May 10th, 2008 by Rick London
A lifetime ago, I was living in Washington, D.C., working in corporate America, waking up at 6 am, rushing with my coffee while I brushed my teeth and put on my pinstripe suit and yellow power tie, and drove to work, arriving before rush hour. Then came more anxiety for rest of the night, usually a sleepless one.
Then came a myriad of health issues including, but not limited to, heart attack, a burst appendicitis, a dysfunctional vagus nerve (requiring an implant) and a myriad of other health problems, I was put on the corporate sidelines, and, doctors said I would not be working again and I had only been working less than 20 years.

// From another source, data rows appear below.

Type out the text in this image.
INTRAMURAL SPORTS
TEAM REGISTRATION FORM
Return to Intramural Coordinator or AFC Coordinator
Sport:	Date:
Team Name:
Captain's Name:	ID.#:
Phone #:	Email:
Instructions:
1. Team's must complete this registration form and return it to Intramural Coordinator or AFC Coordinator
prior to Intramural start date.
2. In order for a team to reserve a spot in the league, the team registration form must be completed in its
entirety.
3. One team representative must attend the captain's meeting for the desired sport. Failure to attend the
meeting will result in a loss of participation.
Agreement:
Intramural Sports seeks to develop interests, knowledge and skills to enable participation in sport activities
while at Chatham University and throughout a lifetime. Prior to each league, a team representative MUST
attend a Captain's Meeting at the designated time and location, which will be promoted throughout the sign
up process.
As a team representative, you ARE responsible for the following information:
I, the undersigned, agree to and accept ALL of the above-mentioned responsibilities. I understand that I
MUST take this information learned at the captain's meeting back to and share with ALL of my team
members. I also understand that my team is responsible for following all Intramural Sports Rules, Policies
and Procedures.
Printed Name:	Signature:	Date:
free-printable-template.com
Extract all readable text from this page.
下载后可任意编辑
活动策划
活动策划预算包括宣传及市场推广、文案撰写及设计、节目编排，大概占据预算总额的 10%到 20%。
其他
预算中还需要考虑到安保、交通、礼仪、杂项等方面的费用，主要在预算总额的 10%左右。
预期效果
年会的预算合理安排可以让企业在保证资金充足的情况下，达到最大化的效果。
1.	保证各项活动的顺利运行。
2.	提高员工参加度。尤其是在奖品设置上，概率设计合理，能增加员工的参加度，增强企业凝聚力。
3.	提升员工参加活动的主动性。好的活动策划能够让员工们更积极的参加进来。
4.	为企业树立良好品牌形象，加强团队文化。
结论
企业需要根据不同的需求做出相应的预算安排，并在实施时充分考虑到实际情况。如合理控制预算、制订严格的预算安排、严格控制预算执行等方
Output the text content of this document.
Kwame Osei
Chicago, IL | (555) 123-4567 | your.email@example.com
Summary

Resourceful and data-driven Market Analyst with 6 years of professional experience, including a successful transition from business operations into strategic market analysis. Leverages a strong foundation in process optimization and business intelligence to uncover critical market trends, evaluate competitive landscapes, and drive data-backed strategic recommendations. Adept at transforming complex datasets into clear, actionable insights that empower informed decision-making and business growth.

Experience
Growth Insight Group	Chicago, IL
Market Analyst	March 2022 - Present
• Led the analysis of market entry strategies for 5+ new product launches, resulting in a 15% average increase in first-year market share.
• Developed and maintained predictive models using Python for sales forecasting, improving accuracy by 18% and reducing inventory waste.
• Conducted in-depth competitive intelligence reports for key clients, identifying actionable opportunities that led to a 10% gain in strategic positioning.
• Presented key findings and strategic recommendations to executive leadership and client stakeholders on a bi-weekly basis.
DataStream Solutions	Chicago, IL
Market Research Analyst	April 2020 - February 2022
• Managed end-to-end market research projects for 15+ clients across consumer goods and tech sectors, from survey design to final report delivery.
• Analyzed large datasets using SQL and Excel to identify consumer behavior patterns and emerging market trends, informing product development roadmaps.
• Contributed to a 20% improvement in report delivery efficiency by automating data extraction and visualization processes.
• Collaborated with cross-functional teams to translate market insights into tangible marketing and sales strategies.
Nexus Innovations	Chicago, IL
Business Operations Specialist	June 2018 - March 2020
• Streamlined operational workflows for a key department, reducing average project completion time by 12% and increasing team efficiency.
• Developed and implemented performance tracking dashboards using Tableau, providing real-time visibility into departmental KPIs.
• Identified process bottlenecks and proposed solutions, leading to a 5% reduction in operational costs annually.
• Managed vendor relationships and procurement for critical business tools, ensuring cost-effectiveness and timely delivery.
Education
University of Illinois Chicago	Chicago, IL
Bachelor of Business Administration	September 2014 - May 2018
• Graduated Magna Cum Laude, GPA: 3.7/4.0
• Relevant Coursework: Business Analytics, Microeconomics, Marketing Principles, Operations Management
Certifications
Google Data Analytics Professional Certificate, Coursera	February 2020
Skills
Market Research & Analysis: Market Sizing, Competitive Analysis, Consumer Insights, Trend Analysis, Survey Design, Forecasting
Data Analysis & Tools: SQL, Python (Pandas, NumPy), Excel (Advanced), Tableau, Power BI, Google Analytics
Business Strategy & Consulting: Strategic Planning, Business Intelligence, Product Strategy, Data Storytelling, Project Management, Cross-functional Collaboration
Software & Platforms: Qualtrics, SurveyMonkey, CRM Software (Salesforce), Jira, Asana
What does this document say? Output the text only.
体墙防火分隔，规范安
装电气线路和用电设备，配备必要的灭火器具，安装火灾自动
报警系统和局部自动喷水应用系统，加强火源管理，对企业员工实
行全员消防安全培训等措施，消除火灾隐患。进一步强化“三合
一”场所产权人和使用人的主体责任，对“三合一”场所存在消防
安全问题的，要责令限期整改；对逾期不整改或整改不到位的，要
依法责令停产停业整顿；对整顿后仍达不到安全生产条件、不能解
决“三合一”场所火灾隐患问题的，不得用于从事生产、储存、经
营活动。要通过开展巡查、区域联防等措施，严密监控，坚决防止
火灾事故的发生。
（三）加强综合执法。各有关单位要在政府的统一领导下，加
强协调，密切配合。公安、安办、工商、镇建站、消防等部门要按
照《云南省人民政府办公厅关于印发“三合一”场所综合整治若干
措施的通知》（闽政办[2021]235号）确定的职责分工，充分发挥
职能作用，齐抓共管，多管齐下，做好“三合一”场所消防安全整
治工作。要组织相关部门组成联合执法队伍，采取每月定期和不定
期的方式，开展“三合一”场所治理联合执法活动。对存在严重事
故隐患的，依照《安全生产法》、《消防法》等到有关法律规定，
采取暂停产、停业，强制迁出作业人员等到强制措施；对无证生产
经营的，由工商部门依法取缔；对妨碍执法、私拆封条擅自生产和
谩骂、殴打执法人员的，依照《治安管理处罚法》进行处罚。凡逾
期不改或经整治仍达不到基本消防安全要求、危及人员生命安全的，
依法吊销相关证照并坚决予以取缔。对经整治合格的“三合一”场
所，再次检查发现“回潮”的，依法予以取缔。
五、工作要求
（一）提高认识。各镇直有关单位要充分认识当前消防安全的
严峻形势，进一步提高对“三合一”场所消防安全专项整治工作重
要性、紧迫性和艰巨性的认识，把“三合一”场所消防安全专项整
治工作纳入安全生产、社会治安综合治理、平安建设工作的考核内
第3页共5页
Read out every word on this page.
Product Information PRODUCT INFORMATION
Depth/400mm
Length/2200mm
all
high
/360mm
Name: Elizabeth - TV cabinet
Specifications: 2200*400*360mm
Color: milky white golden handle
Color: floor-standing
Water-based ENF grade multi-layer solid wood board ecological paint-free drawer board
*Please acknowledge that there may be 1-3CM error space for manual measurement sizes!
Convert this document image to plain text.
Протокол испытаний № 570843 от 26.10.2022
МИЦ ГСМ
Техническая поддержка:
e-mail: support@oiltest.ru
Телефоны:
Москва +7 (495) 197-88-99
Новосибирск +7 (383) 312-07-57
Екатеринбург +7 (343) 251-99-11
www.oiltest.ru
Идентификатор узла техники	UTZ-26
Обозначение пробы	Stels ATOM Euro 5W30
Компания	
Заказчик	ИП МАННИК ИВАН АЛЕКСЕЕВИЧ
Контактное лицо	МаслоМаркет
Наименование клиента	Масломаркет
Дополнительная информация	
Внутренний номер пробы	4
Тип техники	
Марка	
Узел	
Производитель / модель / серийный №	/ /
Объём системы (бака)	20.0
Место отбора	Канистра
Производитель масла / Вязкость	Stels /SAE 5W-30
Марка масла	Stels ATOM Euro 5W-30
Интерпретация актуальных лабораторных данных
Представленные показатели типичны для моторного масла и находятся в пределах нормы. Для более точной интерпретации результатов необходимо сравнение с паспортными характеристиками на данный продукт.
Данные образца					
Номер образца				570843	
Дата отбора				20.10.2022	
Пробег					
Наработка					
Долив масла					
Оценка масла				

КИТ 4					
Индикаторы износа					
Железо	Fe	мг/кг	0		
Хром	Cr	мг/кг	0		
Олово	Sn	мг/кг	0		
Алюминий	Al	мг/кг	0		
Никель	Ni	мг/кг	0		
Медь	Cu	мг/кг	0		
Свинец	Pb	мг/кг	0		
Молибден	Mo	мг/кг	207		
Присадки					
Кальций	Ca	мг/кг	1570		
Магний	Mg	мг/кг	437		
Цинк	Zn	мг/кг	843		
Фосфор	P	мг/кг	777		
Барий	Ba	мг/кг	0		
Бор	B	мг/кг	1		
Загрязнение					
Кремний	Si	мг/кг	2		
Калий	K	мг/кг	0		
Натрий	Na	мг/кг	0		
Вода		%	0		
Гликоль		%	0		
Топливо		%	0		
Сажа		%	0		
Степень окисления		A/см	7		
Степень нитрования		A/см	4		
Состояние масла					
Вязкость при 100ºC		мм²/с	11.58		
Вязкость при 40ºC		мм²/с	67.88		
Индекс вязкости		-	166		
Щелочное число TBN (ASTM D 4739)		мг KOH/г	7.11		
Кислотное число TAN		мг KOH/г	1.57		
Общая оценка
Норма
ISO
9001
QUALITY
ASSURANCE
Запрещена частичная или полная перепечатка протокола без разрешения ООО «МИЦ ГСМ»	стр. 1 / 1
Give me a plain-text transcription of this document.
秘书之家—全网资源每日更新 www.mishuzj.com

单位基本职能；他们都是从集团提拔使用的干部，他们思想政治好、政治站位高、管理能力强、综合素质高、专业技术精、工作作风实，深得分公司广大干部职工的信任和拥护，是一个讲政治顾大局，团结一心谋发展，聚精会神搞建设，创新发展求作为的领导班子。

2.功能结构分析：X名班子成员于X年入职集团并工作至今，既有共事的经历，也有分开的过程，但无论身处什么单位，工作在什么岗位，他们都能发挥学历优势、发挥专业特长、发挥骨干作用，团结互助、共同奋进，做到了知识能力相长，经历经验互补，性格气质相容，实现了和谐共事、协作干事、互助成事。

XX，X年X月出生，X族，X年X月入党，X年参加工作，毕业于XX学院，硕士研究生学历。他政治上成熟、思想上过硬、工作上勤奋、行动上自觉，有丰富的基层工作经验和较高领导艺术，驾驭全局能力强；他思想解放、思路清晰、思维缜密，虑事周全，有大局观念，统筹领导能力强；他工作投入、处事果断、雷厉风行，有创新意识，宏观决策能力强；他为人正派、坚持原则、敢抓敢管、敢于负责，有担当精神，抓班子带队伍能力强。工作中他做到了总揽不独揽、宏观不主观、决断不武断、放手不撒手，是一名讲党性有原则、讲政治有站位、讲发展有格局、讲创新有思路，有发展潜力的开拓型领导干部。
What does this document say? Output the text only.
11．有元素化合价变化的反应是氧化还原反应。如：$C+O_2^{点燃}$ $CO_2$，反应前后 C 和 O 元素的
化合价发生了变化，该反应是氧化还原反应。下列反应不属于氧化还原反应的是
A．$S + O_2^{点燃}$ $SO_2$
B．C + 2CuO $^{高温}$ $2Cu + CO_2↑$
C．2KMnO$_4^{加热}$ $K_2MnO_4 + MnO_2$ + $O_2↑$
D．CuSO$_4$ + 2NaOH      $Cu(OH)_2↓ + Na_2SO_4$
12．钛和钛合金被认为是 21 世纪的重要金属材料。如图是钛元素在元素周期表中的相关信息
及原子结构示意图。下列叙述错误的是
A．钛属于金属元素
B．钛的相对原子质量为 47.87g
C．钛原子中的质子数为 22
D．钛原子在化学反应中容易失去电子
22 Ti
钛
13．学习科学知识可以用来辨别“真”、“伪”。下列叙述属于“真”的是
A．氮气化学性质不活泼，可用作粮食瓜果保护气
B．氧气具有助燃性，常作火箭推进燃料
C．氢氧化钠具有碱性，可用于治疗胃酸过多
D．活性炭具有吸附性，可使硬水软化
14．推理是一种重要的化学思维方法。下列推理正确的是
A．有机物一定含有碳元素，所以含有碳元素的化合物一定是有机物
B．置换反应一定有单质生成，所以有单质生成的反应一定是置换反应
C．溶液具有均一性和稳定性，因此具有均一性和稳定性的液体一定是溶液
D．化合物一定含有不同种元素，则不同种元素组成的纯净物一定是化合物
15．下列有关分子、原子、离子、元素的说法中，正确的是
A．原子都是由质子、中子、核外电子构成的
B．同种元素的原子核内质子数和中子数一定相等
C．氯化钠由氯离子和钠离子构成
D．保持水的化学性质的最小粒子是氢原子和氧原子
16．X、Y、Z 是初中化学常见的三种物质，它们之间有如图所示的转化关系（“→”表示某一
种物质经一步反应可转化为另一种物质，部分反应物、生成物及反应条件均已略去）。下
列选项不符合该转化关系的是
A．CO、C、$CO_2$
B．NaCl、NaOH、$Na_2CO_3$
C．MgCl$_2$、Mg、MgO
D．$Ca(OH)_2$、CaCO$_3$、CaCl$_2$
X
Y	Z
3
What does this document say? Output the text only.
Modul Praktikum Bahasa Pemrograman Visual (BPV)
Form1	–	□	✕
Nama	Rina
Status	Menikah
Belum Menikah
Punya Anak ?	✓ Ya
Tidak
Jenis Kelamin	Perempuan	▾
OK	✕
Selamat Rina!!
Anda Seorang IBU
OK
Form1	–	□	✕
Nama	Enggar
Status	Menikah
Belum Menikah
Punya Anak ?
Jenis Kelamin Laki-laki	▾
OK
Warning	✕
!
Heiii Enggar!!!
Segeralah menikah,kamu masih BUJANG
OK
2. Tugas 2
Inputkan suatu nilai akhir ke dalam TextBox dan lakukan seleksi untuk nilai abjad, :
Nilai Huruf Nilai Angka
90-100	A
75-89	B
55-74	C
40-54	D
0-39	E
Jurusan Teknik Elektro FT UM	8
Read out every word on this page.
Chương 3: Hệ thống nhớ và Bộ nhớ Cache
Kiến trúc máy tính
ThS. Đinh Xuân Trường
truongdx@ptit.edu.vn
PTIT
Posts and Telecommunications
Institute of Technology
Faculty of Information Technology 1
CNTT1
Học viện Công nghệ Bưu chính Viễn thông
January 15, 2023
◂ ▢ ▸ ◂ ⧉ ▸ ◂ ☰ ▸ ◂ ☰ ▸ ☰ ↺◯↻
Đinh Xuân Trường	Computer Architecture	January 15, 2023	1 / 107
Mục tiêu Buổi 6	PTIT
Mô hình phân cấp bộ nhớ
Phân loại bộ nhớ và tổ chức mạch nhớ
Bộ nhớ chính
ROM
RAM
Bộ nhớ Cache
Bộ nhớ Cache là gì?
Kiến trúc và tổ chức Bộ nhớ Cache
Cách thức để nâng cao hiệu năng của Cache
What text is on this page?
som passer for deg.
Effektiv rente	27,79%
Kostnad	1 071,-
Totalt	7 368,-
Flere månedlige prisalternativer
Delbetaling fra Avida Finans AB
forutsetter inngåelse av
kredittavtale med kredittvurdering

Technically, I was disabled. I did not buy the term. I bought a cheap computer and learned all I could about the Internet. I learned how to be a cartoonist and writer. I learned how to outsource and license the manufacturing of my image products. I became an entrepreneur within a few years, yet big brother insisted I was too sick to work.
A top-ranked offbeat cartoon site and twelve stores later in ten years of being disabled I called Social Security. They were kind but patronizing as if I were a child playing in a sandbox. “Still disabled.”
At age 47. I went back to college and even received a scholarship, completed 3 years but had to drop due to health reasons. It was not an easy college, a small (known to be difficult) private school. I made good grades. Still, I was disabled. I was beginning to realize the scars a label like “disabled” can make. They are deep and they fester. I do not feel disabled. I am a hard and honest worker. I know many others who were also put on the corporate sidelines. That could be why there are now approximately 30 million home office workers in the U.S. and, ironically provide more jobs while major corporations are downsizing.
I let the government know of my activities, yet they simply ignored my suggestion that maybe a disability is not a disability at all. If one really wants to do something, it can be done.
I believe we need to stop and think about labeling others and look within. Just because a person has fallen ill does not mean he/she cannot be a productive member of society. I have since learned many others have gone on to do things I hope one day to be able to do.